И она продолжала «закалять» пасынка на свой лад. Вот почему и теперь Лодя не заплакал: он был «закален». Очень тихо он встал, совсем незаметно вышел на улицу, перешел мост и поднялся на крышу к Ланэ Фофановой. Он знал: там его закалка будет не так нужна.
Ланэ сидела у себя в будочке, смотрела вдаль над городскими крышами. Далеко-далеко за Ленинградом, на юге, стояло большое, красное, медленно пульсирующее зарево: в тот день горел Дудергоф.
— Ох, близко они, Лодечка! — сказала девушка вдруг, когда, сидя рядом, оба они вдосталь намолчались. — Ужас, как близко! Плохо это как! До сих пор от Кимки нет ничего... Не спрашивай ты меня ни о чем лучше!
Она уронила голову на руки и тоненько, очень жалобно заплакала, как тогда, в первую ночь войны.
Лодя же не заплакал и тут. Ох, как он был закален, этот мальчик!
— Ланэ! — проговорил он потом, выждав несколько мгновений, — Лучик! А ты знаешь... Мой папа... он тоже... пропал без вести. Мне мама сейчас сказала.
Девушка подняла на него заплаканное нежножелтое милое свое личико.
— Лоденька! — не утирая слез, пролепетала она. — Какие мы с тобой бедные!
Они снова замолчали, двое обиженных, смотря на парапет, бегущий по краю крыши, на острый шпиль над угловым домом на Пермской, на сумрак, нависший над тревожным, недоумевающим и как бы всё еще не вполне поверившим в свою великую беду городом.
Несколько человек, темнея пониже их у парапета крыши, так же молчаливо, как и они, глядели на мерцающее вдалеке зарево. Лодя зашевелился вновь.
— Люда!.. — начал он нерешительно. — Вот ты, я думаю, это знаешь. Вот... если бы... в пионеры мне? Можно это теперь еще или нет? Мне бы так хотелось! А Мика...
Вероятно, мысли девушки были в эту минуту где-то за тридевять земель отсюда.

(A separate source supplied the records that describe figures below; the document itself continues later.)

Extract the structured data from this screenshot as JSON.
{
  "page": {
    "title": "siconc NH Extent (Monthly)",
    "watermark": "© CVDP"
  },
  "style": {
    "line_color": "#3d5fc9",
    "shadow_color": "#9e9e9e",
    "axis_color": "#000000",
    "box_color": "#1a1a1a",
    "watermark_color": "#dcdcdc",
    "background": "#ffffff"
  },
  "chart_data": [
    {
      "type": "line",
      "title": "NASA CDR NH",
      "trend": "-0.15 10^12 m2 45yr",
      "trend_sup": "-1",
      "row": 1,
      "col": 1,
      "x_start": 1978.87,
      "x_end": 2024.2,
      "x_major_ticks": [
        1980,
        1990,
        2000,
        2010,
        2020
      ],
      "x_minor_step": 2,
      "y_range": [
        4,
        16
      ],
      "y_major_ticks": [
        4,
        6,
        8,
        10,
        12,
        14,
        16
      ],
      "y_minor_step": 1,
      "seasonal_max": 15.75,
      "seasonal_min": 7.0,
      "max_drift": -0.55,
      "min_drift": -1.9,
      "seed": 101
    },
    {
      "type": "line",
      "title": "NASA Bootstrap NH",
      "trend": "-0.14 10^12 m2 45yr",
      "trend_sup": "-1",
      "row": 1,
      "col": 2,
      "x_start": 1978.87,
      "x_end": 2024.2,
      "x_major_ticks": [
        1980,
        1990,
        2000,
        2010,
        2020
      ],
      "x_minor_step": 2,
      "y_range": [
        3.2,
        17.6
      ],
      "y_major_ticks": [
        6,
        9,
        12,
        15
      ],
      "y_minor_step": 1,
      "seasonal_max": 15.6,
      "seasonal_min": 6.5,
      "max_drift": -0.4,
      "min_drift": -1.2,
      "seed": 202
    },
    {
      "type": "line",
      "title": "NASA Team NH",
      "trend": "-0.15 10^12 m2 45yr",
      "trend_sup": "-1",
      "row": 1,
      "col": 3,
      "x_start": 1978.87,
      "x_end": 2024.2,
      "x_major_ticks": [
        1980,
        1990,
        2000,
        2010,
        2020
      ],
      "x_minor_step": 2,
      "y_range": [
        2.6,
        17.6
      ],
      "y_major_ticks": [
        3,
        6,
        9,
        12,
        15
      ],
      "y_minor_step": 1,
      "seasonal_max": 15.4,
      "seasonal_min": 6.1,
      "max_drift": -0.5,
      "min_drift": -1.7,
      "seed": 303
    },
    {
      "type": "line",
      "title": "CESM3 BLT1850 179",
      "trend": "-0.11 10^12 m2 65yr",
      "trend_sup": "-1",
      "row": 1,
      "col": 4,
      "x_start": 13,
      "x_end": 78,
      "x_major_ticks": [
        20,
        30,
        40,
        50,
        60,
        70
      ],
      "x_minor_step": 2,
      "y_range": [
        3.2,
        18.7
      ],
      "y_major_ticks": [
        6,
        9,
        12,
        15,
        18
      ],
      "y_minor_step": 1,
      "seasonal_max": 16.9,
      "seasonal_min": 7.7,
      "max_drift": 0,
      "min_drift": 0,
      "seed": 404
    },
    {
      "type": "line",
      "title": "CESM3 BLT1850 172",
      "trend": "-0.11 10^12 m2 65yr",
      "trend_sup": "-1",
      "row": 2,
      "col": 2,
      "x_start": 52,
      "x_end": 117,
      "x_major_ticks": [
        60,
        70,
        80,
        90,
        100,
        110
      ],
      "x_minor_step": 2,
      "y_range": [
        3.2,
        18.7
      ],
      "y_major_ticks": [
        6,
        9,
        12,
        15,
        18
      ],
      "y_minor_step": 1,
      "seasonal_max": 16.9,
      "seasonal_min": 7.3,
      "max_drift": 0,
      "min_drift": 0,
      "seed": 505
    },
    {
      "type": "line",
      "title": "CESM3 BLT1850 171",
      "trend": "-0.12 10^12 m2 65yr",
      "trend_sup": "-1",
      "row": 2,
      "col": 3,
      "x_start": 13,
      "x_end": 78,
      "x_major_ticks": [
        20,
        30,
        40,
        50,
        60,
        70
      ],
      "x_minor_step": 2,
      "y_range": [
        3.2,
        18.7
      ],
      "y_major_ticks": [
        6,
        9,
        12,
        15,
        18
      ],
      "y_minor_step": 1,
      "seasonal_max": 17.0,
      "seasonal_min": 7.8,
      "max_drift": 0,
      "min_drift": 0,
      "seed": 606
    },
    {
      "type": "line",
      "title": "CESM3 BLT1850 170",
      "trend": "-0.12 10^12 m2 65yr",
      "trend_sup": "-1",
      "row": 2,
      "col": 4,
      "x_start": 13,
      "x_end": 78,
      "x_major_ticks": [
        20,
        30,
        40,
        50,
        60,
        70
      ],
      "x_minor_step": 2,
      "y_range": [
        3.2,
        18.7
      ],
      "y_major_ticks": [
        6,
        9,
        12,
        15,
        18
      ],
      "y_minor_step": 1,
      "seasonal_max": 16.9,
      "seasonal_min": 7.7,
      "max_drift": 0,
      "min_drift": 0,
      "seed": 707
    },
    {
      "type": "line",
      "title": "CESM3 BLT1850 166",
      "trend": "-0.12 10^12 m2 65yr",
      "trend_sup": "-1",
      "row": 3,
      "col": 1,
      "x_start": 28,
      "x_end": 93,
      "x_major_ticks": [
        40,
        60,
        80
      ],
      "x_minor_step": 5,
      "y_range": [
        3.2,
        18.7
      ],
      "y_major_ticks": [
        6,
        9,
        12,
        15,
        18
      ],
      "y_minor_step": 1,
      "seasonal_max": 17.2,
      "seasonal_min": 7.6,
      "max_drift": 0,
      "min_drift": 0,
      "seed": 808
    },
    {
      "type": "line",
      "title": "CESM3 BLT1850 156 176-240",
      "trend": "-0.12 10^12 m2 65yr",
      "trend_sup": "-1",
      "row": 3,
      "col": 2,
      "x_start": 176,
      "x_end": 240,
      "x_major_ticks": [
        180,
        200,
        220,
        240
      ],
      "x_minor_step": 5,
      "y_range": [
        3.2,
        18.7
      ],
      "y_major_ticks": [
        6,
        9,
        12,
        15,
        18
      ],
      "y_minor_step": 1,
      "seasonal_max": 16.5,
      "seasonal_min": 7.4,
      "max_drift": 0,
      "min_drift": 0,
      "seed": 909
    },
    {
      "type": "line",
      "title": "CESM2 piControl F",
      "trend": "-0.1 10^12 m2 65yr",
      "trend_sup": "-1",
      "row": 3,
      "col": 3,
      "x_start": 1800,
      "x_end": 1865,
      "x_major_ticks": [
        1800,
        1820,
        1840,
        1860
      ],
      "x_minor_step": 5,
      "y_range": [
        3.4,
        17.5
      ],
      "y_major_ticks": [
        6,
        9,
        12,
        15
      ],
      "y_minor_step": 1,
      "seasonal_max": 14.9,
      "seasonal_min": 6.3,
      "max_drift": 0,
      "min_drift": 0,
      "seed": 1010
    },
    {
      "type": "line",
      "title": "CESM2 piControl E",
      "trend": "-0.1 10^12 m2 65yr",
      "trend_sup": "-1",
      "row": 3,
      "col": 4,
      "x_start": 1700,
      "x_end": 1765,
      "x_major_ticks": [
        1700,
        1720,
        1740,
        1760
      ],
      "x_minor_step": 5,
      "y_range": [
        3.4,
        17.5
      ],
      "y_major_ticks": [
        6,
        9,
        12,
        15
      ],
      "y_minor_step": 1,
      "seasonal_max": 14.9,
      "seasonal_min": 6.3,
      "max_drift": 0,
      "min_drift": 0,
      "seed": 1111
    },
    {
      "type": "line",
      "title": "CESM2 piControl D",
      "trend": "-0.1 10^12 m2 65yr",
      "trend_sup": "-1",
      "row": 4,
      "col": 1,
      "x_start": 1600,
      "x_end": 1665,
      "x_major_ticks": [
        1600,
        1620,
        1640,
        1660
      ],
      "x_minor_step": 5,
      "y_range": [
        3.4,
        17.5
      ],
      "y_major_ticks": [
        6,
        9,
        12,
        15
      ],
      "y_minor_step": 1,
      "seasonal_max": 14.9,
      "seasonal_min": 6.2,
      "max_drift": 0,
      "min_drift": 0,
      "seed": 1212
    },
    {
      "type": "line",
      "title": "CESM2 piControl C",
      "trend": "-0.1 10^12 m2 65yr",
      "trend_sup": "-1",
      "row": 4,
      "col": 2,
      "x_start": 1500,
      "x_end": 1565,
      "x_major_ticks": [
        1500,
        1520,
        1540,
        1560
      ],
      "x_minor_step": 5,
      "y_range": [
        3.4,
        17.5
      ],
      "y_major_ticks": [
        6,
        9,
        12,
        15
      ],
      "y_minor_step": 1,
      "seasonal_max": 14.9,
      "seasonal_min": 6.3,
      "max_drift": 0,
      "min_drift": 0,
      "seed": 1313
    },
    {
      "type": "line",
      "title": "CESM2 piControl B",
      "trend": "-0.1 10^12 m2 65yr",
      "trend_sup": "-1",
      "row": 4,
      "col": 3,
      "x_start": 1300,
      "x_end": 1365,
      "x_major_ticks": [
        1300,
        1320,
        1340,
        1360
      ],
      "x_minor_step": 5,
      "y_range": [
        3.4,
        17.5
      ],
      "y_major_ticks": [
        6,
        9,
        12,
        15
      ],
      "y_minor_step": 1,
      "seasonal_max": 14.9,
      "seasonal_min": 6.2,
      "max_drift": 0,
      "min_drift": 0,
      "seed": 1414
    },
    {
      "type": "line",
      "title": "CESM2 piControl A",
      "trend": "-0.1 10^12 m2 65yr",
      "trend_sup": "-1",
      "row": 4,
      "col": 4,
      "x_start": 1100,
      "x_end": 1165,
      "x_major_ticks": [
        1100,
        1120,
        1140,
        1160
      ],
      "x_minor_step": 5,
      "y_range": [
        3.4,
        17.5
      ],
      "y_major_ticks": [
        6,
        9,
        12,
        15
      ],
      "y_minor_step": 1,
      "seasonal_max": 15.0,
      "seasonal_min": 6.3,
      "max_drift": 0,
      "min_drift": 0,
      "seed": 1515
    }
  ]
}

— Нет, не знаю я этого, Лоденька... Хотя где же теперь? — с трудом отрываясь от них, сказала она. — Теперь, пожалуй, все отряды уже эвакуировались. Не до того, Лоденька, сейчас людям. Ой, Лоденька! И полыхает... и полыхает... Которую ночь!
Лодя постоял еще около, покачивая легонькую открытую дверь ее будочки. Не мог же он уйти так! Ему было страшно спросить, но и нужно спросить. Спросить и остановиться на этом. Потому что лучше какая угодно правда, чем то сомнение, какое неведомыми для него путями проникло ему в душу и распирало, разрывало теперь его.
— Ланэ! — с отчаянной решимостью заговорил он после долгого молчания. — А ты... ты, наверное, уже крепко полюбила Кимку? И тебе его теперь очень жалко.
— Ах, Лодечка! — Зеленый Луч с усилием проглотила горькие слезы.
— Ты ведь потому и плачешь, — безжалостно продолжал мальчик, — что тебе его жалко? Женщинам же не стыдно плакать? Ведь это правда?
— Ой, Лодечка!
— Ланэ, так а как же тогда... — взявшись рукой за стеклянную легкую дверь, мальчик всё сильнее и сильнее, сам того не замечая, раскачивал ее. — Только ты мне честно... Вот как, по-твоему, моя мама? .. — Он с трудом выговорил это слово. — Разве она... она любит папу?
Лоде было тринадцать лет; Ланэ Фофанова — года на четыре старше. Она уже была девушкой, даже «невестой»; он — совсем еще молокососом, мальчишкой. Смешно даже сравнивать! А в то же время все они были еще ребятами, и эти двое, и сам Ким. Между ними не могло еще возникнуть взрослой уклончивой вежливости.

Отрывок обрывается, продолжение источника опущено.